Steven A. Safren, Ph.D., A.B.P.P., of Massachusetts General Hospital, Boston, and colleagues tested cognitive behavioral therapy for ADHD in 86 adults treated with medication but who still had clinically significant symptoms. The study was conducted between November 2004 and June 2008 (with follow-up through July 2009). Of the 86 patients randomized, 79 completed treatment and 70 completed the follow-up assessments. Patients were randomized to 12 individual sessions of either cognitive behavioral therapy or relaxation with educational support.
Cognitive behavioral therapy included sessions that focused on psycho-education about ADHD and training in organizing and planning; learning skills to reduce distractibility; cognitive restructuring (learning to think more adaptively in situations that cause distress); and relapse prevention.
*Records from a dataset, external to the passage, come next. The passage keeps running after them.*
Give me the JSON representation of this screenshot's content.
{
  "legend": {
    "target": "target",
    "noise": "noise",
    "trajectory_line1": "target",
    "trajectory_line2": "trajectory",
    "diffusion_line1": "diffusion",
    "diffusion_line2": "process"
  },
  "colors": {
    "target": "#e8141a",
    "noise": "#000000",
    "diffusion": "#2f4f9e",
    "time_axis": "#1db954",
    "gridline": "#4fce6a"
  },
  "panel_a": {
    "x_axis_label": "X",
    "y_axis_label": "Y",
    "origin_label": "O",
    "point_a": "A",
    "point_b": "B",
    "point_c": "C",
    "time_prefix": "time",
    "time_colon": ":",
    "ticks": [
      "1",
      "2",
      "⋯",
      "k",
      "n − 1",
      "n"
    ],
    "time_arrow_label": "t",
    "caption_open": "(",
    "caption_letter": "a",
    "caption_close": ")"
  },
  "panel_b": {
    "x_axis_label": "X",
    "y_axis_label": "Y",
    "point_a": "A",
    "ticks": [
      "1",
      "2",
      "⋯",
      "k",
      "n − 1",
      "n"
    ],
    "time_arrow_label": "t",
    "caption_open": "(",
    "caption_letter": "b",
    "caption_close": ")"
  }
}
ADHD symptoms were rated by an assessor using an ADHD rating scale and Clinical Global Impression scale at the beginning of the trial, at the end of treatment, and at 6- and 12-month follow-up.
The researchers found that after the treatment was completed, patients who received cognitive behavioral therapy had significantly better ADHD rating scale scores and Clinical Global Impression scale scores than those who were assigned to relaxation with educational support. Also, there was a greater proportion of responders in the cognitive behavioral therapy condition compared with the relaxation condition, using criteria from both the Clinical Global Impression scale (53 percent vs. 23 percent) and the ADHD rating scale (67 percent vs. 33 percent).
Throughout treatment, self-reported symptoms were also significantly more improved for cognitive behavioral therapy. Responders and partial responders in the cognitive behavioral therapy condition maintained their gains over 6 and 12 months.
The researchers add that further study is required to examine whether this cognitive behavioral therapy intervention may be useful for individuals who may be unwilling or unable, for medical reasons, to take medication for ADHD. "Additionally, because the only other tested treatment is a group intervention, further investigation is needed to examine whether different patients or settings may be more receptive or conducive to an individual vs. a group approach."
"This study suggests that cognitive behavioral therapy for ADHD in adults appears to be a useful and efficacious next step strategy for adults who show continued symptoms despite treatment with medication. Generally, the treatment was well tolerated, with very low drop-out rates, and had positive and sustained effects on ADHD symptoms. Clinical application of these strategies to patients in need is encouraged."